It’s time for a new kind of coalition - The country has decided

ANYONE who suggested last week that Fianna Fáil and Fine Gael would be, more or less, on equal terms after most votes had been counted would have been dismissed as delusional. 

It’s time for a new kind of coalition - The country has decided

The count was, in some blue-rinsed minds at least, to be a coronation but was an annihilation for Fine Gael and their coalition partner Labour.
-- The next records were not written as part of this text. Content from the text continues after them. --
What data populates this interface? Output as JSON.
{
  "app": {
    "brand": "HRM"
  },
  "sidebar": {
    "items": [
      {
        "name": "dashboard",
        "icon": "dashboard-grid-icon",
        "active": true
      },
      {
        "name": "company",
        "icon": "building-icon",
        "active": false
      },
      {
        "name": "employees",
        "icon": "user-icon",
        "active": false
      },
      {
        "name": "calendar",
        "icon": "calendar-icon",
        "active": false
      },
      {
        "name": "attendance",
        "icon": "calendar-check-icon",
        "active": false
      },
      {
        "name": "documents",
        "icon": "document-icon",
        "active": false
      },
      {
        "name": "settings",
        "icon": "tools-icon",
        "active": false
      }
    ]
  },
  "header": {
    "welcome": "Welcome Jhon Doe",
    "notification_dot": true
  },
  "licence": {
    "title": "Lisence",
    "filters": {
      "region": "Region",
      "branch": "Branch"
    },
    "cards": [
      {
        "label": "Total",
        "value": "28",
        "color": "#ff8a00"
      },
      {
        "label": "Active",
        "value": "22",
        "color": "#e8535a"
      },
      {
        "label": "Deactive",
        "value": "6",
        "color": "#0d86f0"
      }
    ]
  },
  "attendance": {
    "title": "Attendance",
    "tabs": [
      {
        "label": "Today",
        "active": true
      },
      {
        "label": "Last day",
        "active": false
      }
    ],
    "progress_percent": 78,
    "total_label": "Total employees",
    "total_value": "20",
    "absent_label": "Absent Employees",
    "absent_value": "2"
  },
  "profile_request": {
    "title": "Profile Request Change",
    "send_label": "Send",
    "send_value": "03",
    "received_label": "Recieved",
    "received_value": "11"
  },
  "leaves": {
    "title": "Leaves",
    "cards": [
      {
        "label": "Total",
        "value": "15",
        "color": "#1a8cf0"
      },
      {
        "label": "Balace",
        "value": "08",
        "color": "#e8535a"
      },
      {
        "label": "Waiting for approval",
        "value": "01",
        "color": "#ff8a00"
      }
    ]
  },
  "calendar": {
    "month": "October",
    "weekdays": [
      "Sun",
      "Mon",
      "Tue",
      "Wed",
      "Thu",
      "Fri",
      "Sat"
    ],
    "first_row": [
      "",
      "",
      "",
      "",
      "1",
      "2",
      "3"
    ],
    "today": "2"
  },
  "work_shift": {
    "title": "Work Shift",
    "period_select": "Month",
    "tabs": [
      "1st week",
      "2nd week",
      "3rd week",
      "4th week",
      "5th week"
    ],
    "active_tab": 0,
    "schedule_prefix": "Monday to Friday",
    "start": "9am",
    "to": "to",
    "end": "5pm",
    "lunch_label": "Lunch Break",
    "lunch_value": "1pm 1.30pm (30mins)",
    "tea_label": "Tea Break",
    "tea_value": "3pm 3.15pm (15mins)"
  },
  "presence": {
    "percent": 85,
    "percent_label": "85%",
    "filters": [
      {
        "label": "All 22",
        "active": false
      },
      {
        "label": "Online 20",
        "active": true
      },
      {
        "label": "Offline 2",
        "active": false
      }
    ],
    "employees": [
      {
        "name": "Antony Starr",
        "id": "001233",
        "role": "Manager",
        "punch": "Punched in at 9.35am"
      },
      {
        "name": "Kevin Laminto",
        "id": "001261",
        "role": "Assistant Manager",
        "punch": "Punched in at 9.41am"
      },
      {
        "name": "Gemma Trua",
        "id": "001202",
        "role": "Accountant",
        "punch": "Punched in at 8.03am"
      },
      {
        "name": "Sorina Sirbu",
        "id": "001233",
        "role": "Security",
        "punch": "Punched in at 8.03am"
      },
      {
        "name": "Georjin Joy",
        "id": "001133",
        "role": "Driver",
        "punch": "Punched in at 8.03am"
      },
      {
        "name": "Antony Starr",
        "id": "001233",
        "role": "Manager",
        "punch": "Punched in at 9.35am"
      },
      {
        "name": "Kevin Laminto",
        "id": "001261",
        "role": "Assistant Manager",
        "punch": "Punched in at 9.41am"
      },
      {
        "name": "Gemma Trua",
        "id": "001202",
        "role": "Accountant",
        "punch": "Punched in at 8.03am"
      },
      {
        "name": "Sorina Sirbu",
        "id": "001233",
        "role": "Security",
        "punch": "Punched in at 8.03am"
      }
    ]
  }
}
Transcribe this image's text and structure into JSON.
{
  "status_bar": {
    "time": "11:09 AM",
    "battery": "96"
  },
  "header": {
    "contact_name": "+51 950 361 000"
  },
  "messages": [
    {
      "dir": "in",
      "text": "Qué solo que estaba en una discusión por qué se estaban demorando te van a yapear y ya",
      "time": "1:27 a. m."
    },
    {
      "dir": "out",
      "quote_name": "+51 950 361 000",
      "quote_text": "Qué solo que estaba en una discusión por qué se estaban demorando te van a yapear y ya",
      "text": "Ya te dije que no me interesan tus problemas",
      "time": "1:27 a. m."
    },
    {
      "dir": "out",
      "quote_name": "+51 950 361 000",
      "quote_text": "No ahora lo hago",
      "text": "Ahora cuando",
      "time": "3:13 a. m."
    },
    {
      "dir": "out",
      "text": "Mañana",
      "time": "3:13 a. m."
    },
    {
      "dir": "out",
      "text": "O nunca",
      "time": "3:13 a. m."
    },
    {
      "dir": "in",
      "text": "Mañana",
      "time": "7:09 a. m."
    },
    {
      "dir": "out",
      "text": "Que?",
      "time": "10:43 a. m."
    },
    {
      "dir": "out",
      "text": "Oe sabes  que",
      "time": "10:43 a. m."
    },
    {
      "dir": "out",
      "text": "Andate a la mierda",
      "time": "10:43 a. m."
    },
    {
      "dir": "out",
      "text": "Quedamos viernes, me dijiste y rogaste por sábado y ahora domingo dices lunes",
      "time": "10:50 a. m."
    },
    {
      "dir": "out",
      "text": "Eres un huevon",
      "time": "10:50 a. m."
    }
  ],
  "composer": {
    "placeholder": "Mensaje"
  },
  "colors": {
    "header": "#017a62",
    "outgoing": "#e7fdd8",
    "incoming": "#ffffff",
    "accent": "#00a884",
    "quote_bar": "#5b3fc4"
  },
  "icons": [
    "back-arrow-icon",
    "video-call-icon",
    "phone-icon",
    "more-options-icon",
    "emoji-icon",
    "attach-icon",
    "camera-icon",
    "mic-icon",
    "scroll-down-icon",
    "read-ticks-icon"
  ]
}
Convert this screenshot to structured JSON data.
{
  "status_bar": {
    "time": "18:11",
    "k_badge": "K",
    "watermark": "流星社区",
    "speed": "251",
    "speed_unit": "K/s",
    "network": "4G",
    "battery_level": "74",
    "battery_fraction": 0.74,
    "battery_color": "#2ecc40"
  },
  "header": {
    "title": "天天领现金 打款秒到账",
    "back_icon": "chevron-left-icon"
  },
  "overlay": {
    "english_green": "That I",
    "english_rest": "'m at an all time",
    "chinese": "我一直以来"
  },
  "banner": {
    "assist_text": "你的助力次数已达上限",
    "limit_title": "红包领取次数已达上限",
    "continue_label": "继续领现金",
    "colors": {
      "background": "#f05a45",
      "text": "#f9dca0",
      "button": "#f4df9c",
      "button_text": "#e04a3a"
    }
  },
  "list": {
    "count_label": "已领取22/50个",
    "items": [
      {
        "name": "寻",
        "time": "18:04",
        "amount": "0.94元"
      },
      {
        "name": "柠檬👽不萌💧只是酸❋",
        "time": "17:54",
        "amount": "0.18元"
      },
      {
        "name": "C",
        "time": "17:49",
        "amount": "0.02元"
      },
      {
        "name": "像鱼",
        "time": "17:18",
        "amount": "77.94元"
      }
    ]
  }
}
Just as Fianna Fáil were thrashed in 2011 when they lost 80% of their seats Fine Gael and Labour have paid a heavy price for unresolved and unacceptable social issues, failure to deliver on real reform, failure to confront self-interest groups in any meaningful way, a very uneven economic recovery, and an untenable disconnect with the life-defining problems facing too many Irish people.

No matter how it is dressed up the result is a personal humiliation for Mr Kenny and an indictment of his inner cabinet circle and closest advisors. It could well end his 14-year leadership and has cast a cloud over some of those who might have hoped to succeed him. Like so many political careers his seems destined to end in failure and, irony of ironies, he may leave the party in much the same condition as he inherited it in 2002. Like eaten bread his achievements will soon be forgotten and his legacy defined by this — for his party at least — disastrous election.